До Манифеста Государя о веротерпимости беспристрастные публикации, хоть в небольшой мере не соответствующие официальной, Синодальной позиции, жестко пресекались. В Советское время, в силу господства в историографии классового принципа анализа, анализ эсхатологии раскола был также невозможен: ведь историк, занявшийся таким анализом, встал бы на путь "субъективного идеализма", "клерикализма" и т.д. Поэтому для историографов имеют большое значение работы историков русского зарубежья. Именно в эмиграции были написаны наиболее значительные труды по истории и эсхатологии раскола Русской Церкви. Особенно глубоко эти проблемы были осмыслены русскими учеными во второй половине ХХ в. Характерной чертой исторического анализа в трудах ученых русского зарубежья являлся его историософский характер. Эта тенденция ярко проявилась еще в трудах историков первой, послереволюционной волны русской эмиграции. Историки т.н. "второй волны", трудившиеся во второй половине ХХ века, унаследовали эту черту. Естественно, что ощущение себя "вне родины", но духовно и интеллектуально "с родиной", диктовало необходимость осмысления того глобального катаклизма, следствием которого стала массовая эмиграция из СССР. Эта потребность накладывала отпечаток и на анализ событий раскола русской церкви в XVII веке.
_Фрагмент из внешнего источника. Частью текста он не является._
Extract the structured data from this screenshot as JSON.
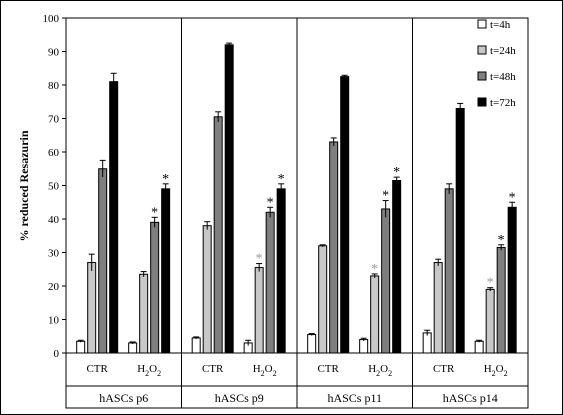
{
  "chart_data": {
    "type": "bar",
    "title": "",
    "ylabel": "% reduced Resazurin",
    "ylim": [
      0,
      100
    ],
    "yticks": [
      0,
      10,
      20,
      30,
      40,
      50,
      60,
      70,
      80,
      90,
      100
    ],
    "panels": [
      "hASCs p6",
      "hASCs p9",
      "hASCs p11",
      "hASCs p14"
    ],
    "groups": [
      "CTR",
      "H2O2"
    ],
    "series": [
      {
        "name": "t=4h",
        "color": "#ffffff",
        "values": [
          [
            3.5,
            3.0
          ],
          [
            4.5,
            3.0
          ],
          [
            5.5,
            4.0
          ],
          [
            6.0,
            3.5
          ]
        ],
        "errors": [
          [
            0.3,
            0.3
          ],
          [
            0.3,
            0.8
          ],
          [
            0.3,
            0.4
          ],
          [
            0.8,
            0.3
          ]
        ],
        "significant": [
          [
            false,
            false
          ],
          [
            false,
            false
          ],
          [
            false,
            false
          ],
          [
            false,
            false
          ]
        ]
      },
      {
        "name": "t=24h",
        "color": "#c8c8c8",
        "values": [
          [
            27.0,
            23.5
          ],
          [
            38.0,
            25.5
          ],
          [
            32.0,
            23.0
          ],
          [
            27.0,
            19.0
          ]
        ],
        "errors": [
          [
            2.5,
            0.8
          ],
          [
            1.2,
            1.2
          ],
          [
            0.3,
            0.6
          ],
          [
            1.0,
            0.5
          ]
        ],
        "significant": [
          [
            false,
            false
          ],
          [
            false,
            true
          ],
          [
            false,
            true
          ],
          [
            false,
            true
          ]
        ]
      },
      {
        "name": "t=48h",
        "color": "#7f7f7f",
        "values": [
          [
            55.0,
            39.0
          ],
          [
            70.5,
            42.0
          ],
          [
            63.0,
            43.0
          ],
          [
            49.0,
            31.5
          ]
        ],
        "errors": [
          [
            2.5,
            1.5
          ],
          [
            1.5,
            1.5
          ],
          [
            1.2,
            2.5
          ],
          [
            1.5,
            0.8
          ]
        ],
        "significant": [
          [
            false,
            true
          ],
          [
            false,
            true
          ],
          [
            false,
            true
          ],
          [
            false,
            true
          ]
        ]
      },
      {
        "name": "t=72h",
        "color": "#000000",
        "values": [
          [
            81.0,
            49.0
          ],
          [
            92.0,
            49.0
          ],
          [
            82.5,
            51.5
          ],
          [
            73.0,
            43.5
          ]
        ],
        "errors": [
          [
            2.5,
            1.5
          ],
          [
            0.5,
            1.5
          ],
          [
            0.4,
            1.0
          ],
          [
            1.5,
            1.5
          ]
        ],
        "significant": [
          [
            false,
            true
          ],
          [
            false,
            true
          ],
          [
            false,
            true
          ],
          [
            false,
            true
          ]
        ]
      }
    ],
    "legend": {
      "position": "top-right"
    },
    "group_labels": [
      "CTR",
      "H",
      "2",
      "O",
      "2"
    ],
    "significance_marker": "*",
    "colors": {
      "star_dark": "#000000",
      "star_light": "#9a9a9a",
      "frame": "#000000"
    }
  }
}
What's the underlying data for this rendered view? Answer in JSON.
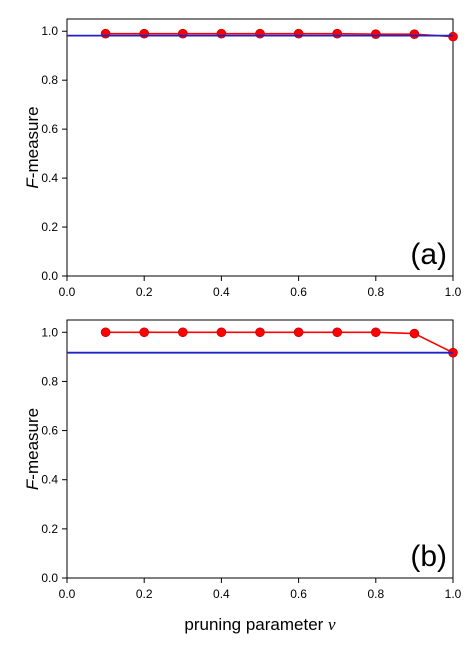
{
  "chart_data": [
    {
      "type": "line",
      "panel_label": "(a)",
      "ylabel": "F-measure",
      "ylabel_prefix": "F",
      "ylabel_suffix": "-measure",
      "xlabel": "",
      "xlim": [
        0.0,
        1.0
      ],
      "ylim": [
        0.0,
        1.05
      ],
      "xticks": [
        "0.0",
        "0.2",
        "0.4",
        "0.6",
        "0.8",
        "1.0"
      ],
      "yticks": [
        "0.0",
        "0.2",
        "0.4",
        "0.6",
        "0.8",
        "1.0"
      ],
      "grid": false,
      "series": [
        {
          "color": "#ff0000",
          "marker": "circle",
          "x": [
            0.1,
            0.2,
            0.3,
            0.4,
            0.5,
            0.6,
            0.7,
            0.8,
            0.9,
            1.0
          ],
          "y": [
            0.99,
            0.99,
            0.99,
            0.99,
            0.99,
            0.99,
            0.99,
            0.988,
            0.988,
            0.978
          ]
        },
        {
          "color": "#2020c8",
          "marker": "none",
          "x": [
            0.0,
            1.0
          ],
          "y": [
            0.982,
            0.982
          ]
        }
      ]
    },
    {
      "type": "line",
      "panel_label": "(b)",
      "ylabel": "F-measure",
      "ylabel_prefix": "F",
      "ylabel_suffix": "-measure",
      "xlabel": "pruning parameter ν",
      "xlabel_prefix": "pruning parameter ",
      "xlabel_symbol": "ν",
      "xlim": [
        0.0,
        1.0
      ],
      "ylim": [
        0.0,
        1.05
      ],
      "xticks": [
        "0.0",
        "0.2",
        "0.4",
        "0.6",
        "0.8",
        "1.0"
      ],
      "yticks": [
        "0.0",
        "0.2",
        "0.4",
        "0.6",
        "0.8",
        "1.0"
      ],
      "grid": false,
      "series": [
        {
          "color": "#ff0000",
          "marker": "circle",
          "x": [
            0.1,
            0.2,
            0.3,
            0.4,
            0.5,
            0.6,
            0.7,
            0.8,
            0.9,
            1.0
          ],
          "y": [
            1.0,
            1.0,
            1.0,
            1.0,
            1.0,
            1.0,
            1.0,
            1.0,
            0.995,
            0.917
          ]
        },
        {
          "color": "#2020c8",
          "marker": "none",
          "x": [
            0.0,
            1.0
          ],
          "y": [
            0.917,
            0.917
          ]
        }
      ]
    }
  ]
}
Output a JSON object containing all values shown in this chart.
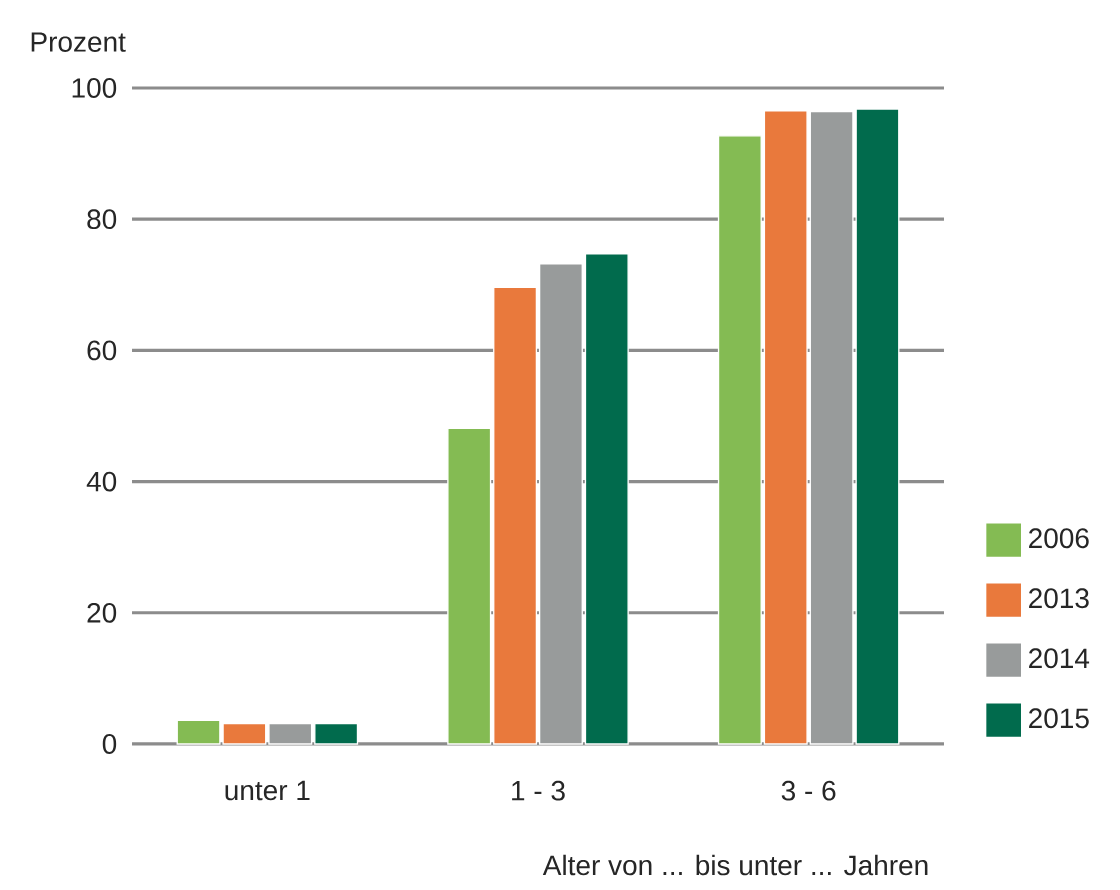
{
  "chart_data": {
    "type": "bar",
    "ylabel": "Prozent",
    "xlabel": "Alter von ... bis unter ... Jahren",
    "categories": [
      "unter 1",
      "1 - 3",
      "3 - 6"
    ],
    "series": [
      {
        "name": "2006",
        "color": "#84bb53",
        "values": [
          3.6,
          48.1,
          92.7
        ]
      },
      {
        "name": "2013",
        "color": "#e9793c",
        "values": [
          3.1,
          69.6,
          96.5
        ]
      },
      {
        "name": "2014",
        "color": "#989b9b",
        "values": [
          3.1,
          73.2,
          96.4
        ]
      },
      {
        "name": "2015",
        "color": "#016b4d",
        "values": [
          3.1,
          74.7,
          96.8
        ]
      }
    ],
    "ylim": [
      0,
      100
    ],
    "yticks": [
      0,
      20,
      40,
      60,
      80,
      100
    ],
    "grid": "y",
    "legend": "right"
  }
}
Второе обстоятельство, определявшее состояние исторической мысли русской эмиграции, - тот факт, что представители "второй волны", послевоенной, не были встречены на Западе столь благожелательно, как представители первой, послереволюционной, "белогвардейской".
В связи с этим, для многих русских эмигрантов - историков во второй половине ХХ века были характерны антизападнические настроения, и в их трудах нашла свое отражение идея противостояния православной Руси антагонистическому иноземному влиянию, чужебесию (Башилов, 1992; Ульянов, 1986).
2. Взгляд на реформы Никона, как на продукт западнического влияния и латинизации
При рассмотрении истории Русской Православной Церкви историками русской эмиграции второй половины ХХ в., появилась тенденция к трактовке реформ Никона как западнической агрессии, изменившей коренные, национальные формы русской религиозной жизни. Характерен в этом смысле труд Б. Башилова (1992) "История русского масонства", в котором автор рассматривает патриарха Никона как идеологического предшественника Петра I.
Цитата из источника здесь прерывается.